From Table A, Examples 1 to 18 according to the present invention are excellent in flame retardancy, water absorption, heat resistance, and reflow resistance. On the other hand, as is apparent from Table B, the resin composition of the comparative example has no balance among flame retardancy, water absorption, heat resistance, and reflow resistance, and is inferior to any of the characteristics. .

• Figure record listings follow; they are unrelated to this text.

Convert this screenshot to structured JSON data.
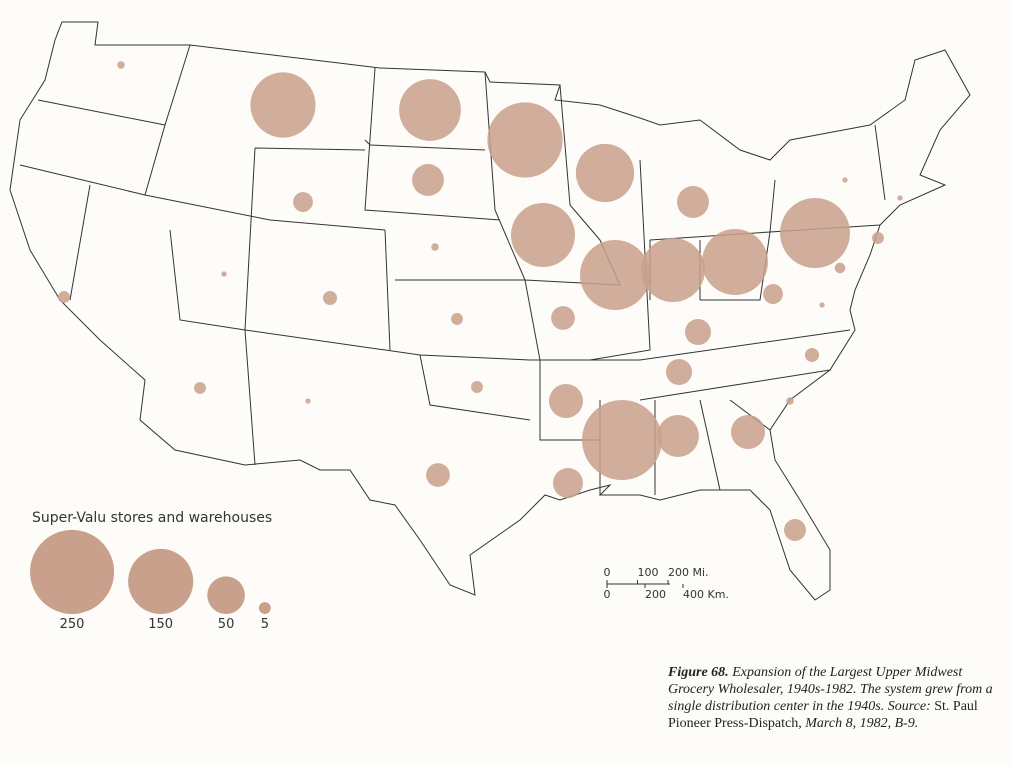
{
  "map": {
    "circles": {
      "values": [
        2,
        150,
        135,
        200,
        120,
        36,
        14,
        36,
        145,
        2,
        173,
        145,
        154,
        173,
        1,
        1,
        5,
        4,
        14,
        1,
        5,
        1,
        7,
        5,
        20,
        24,
        7,
        24,
        5,
        1,
        5,
        41,
        2,
        226,
        62,
        41,
        20,
        32,
        17
      ]
    },
    "legend": {
      "title": "Super-Valu stores and warehouses",
      "values": [
        250,
        150,
        50,
        5
      ]
    },
    "scale": {
      "miles": [
        0,
        100,
        {
          "value": 200,
          "label": "200 Mi."
        }
      ],
      "km": [
        0,
        200,
        {
          "value": 400,
          "label": "400 Km."
        }
      ]
    },
    "caption": {
      "figure": "Figure 68.",
      "text": "Expansion of the Largest Upper Midwest Grocery Wholesaler, 1940s-1982. The system grew from a single distribution center in the 1940s.",
      "source_label": "Source:",
      "source": "St. Paul Pioneer Press-Dispatch,",
      "date": "March 8, 1982, B-9."
    }
  }
}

Therefore, the prepreg laminate obtained by the present invention has a low water absorption rate, high heat resistance and reflow resistance, and can maintain a high level of flame retardancy without using a halogen-based flame retardant and a phosphorus compound as a flame retardant. confirmed.

Claims (6)

Non-halogen epoxy resin (A) containing biphenyl aralkyl type epoxy resin or phenol novolak type epoxy resin , biphenyl aralkyl type phenol resin, naphthalene skeleton type phenol resin, cresol novolak resin, phenol novolak resin and naphthol aralkyl resin Among them, it is a resin composition comprising a phenol resin (B) that does not contain nitrogen, which is any one or more, a maleimide compound (C), and an inorganic filler (D) containing boehmite , and the maleimide compound (C) The resin composition whose compounding quantity is 5-20 weight part in 100 weight part of resin total compounding quantity .   The resin composition according to claim 1, wherein the phenol resin (B) not containing nitrogen is a naphthol aralkyl resin. The resin composition of Claim 1 or 2 formed by mix | blending silicone powder (E). Prepreg impregnated or coated with the resin composition according to the substrate in any one of claims 1 to 3. A laminated board obtained by laminating the prepreg according to claim 4 . A metal foil-clad laminate obtained by laminating the prepreg according to claim 4 and a metal foil.